MRI-guided biopsy or not? Both beat standard invasive method for prostate cancer diagnosis
When testing for prostate cancer, multiparametric MRI with or without targeted biopsy was more effective than the common standard transrectal ultrasonography-guided biopsy, according to a study in the May 10 issue of The New England Journal of Medicine.
“MRI, with or without targeted biopsy, led to fewer men undergoing biopsy, more clinically significant cancers being identified, less over- detection of clinically insignificant cancer, and fewer biopsy cores being obtained than did standard transrectal ultrasonography–guided biopsy,” wrote corresponding author Veeru Kasivisvanathan, with University College London (UCL) and UCL Hospitals NHS Foundation Trust and colleagues.
Tradition standard transrectal ultrasonography-guided biopsy of the prostate is associated with the under detection of clinically significant prostate cancer and over detection of clinically insignificant cancer, authors noted.
The team compared the two treatments in a 25-center randomized trial termed the Prostate Evaluation for Clinically Important Disease: Sampling Using Image Guidance or Not? (PRECISION).
The study included 500 men with clinical suspicion of prostate cancer who had not undergone a previous biopsy. They were assigned either to undergo MRI with or without targeted biopsy or transrectal ultrasonography-guided biopsy.
Of the total, 28 percent had results that did not warrant a biopsy. Overall, results showed clinically significant cancer was found in 95 men (38 percent) in the MRI-targeted biopsy group compared to 64 (26 percent) in the standard-biopsy group. Authors wrote MRI, with or without targeted biopsy, was “noninferior” to standard biopsy and the MRI approach achieved an 88 percent sensitivity.
Additionally, fewer men in the MRI-targeted biopsy group received a clinically insignificant cancer diagnosis than the standard-biopsy group.
“The use of risk assessment with MRI before biopsy and MRI-targeted biopsy was superior to standard transrectal ultrasonography–guided biopsy in men at clinical risk for prostate cancer who had not undergone biopsy previously,” authors wrote.

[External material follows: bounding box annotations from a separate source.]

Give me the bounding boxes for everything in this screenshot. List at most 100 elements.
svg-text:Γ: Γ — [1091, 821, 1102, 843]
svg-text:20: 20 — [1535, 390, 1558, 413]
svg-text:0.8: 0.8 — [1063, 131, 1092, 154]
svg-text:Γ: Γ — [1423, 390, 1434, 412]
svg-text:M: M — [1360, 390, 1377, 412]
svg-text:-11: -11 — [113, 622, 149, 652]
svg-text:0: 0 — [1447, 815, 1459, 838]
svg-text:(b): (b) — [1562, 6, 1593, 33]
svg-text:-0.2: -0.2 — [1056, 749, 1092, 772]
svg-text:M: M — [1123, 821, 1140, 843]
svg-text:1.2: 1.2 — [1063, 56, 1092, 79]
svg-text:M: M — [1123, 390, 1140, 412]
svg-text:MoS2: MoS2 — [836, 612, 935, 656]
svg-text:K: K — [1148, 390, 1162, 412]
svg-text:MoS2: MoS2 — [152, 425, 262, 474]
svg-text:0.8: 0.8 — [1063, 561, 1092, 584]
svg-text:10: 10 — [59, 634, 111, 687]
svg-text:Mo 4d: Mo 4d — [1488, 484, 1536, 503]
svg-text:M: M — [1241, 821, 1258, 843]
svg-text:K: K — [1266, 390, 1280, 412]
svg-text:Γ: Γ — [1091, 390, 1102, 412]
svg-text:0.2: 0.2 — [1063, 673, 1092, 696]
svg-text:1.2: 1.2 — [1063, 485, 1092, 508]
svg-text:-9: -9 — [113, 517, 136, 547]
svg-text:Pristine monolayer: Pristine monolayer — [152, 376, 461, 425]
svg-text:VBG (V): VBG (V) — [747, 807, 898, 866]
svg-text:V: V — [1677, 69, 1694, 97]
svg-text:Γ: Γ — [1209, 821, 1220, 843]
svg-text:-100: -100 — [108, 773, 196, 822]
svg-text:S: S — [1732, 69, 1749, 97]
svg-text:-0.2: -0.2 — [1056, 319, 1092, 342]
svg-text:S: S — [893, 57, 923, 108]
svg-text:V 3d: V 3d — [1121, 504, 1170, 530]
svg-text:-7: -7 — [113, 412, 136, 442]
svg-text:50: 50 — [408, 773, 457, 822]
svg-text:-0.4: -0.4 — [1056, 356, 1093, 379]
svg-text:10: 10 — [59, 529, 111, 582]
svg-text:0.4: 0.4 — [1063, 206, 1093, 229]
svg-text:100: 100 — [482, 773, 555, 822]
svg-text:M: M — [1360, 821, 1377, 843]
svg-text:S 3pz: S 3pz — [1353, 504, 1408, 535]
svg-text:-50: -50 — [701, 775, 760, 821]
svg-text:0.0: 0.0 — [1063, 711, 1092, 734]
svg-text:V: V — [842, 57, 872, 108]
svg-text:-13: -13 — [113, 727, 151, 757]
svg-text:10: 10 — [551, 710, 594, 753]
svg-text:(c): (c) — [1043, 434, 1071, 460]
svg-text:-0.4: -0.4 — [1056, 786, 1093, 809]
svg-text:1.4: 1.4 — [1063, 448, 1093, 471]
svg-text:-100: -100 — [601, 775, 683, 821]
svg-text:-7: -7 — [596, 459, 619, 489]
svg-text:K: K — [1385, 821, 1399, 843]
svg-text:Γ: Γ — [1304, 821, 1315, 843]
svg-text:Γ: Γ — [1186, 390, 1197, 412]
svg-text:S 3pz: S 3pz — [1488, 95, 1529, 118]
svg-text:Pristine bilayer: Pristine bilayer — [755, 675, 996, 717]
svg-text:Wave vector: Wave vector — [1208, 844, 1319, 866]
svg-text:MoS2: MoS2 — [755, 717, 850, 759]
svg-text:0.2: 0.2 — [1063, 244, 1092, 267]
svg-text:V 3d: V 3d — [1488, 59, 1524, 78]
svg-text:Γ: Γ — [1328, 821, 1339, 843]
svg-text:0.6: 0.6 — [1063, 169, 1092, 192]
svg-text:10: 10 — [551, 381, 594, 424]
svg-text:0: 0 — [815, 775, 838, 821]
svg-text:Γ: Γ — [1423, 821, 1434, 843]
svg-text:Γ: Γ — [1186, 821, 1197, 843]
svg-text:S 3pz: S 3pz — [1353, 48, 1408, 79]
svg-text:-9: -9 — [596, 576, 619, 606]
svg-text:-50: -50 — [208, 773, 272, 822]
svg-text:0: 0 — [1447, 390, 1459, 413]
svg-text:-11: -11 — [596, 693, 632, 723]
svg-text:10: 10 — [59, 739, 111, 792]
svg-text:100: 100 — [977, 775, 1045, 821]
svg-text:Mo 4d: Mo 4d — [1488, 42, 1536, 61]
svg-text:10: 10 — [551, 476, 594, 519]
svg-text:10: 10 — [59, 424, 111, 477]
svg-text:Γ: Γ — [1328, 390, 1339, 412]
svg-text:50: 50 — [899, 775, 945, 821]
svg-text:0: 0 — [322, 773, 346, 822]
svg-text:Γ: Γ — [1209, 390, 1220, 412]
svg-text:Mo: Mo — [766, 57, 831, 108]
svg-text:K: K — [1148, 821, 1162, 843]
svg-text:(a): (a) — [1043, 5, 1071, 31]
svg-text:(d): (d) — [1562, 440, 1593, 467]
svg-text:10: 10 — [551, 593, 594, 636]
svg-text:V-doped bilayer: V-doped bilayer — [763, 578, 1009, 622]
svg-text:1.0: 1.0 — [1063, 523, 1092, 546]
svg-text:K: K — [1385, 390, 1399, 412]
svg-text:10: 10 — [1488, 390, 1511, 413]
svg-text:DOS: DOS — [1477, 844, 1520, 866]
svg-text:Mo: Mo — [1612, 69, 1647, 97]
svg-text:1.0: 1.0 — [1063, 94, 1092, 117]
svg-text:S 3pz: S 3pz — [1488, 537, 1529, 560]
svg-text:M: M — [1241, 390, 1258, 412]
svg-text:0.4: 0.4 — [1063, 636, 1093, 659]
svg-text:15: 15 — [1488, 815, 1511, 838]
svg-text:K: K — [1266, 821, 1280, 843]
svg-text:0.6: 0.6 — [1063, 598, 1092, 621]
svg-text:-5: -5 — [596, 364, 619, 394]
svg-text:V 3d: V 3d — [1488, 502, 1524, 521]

Andrew Rosenkratz, MD, with Massachusetts General Hospital, and Michael J. Barry, MD, with NYU Langone Health, responded to this study in an editorial published online May 9 in The New England Journal of Medicine.
They argued the results of the PRECISION trial represent “intermediate” outcomes, while “outcomes such as prostate-cancer morbidity and mortality will take large numbers of men and many years to assess,” they wrote.

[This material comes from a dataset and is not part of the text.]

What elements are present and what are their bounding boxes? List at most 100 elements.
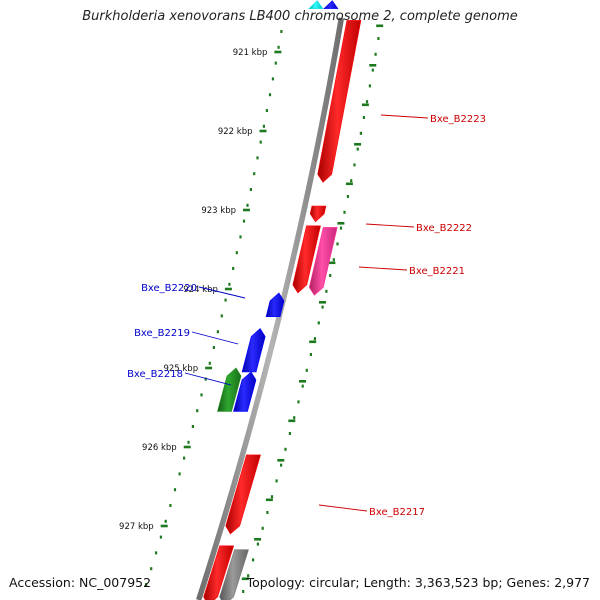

He cautioned the sensitivity of multiparametric MRI may be overestimated in this study because MRI-targeted biopsy was not performed separately, but suggested the method may have value in evaluating the disease subject to further testing.

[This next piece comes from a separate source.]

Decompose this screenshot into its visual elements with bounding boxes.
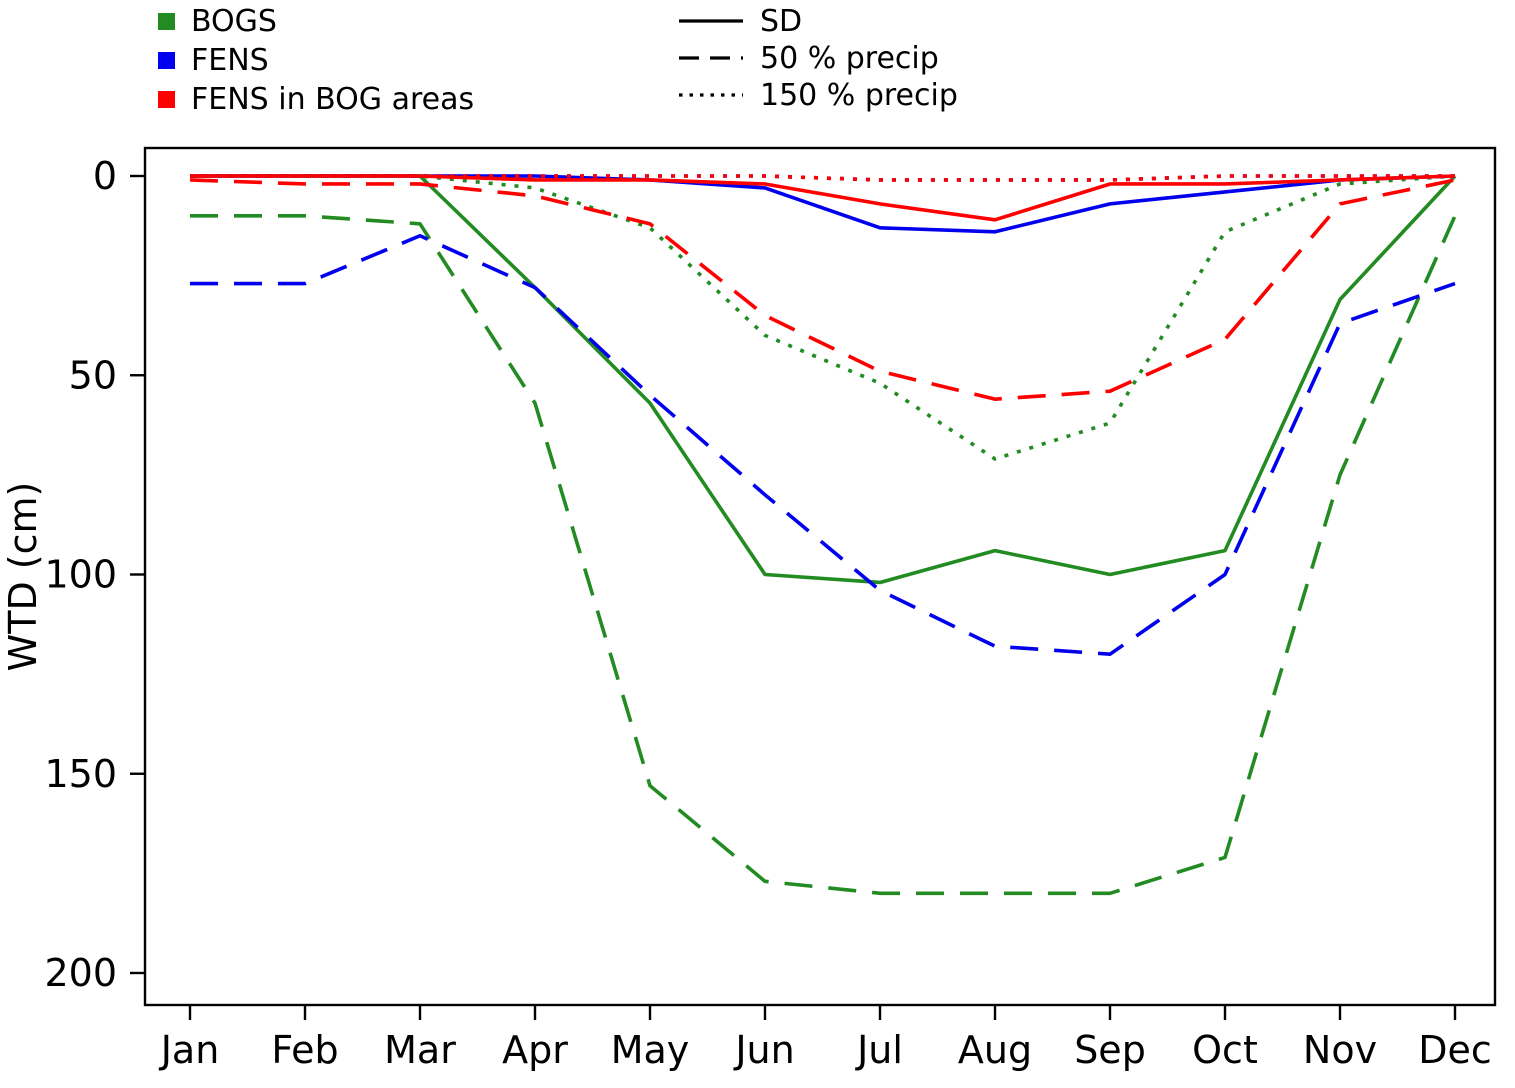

“The findings suggest that multiparametric MRI may have a place in decisions about prostate biopsy,” Rosenkratz et al. wrote. “Because of the major implications for wider use of multiparametric MRI in evaluating men with elevated PSA levels—including the need for additional MRI equipment and personnel and the effect on total costs—these findings should be replicated and extended.”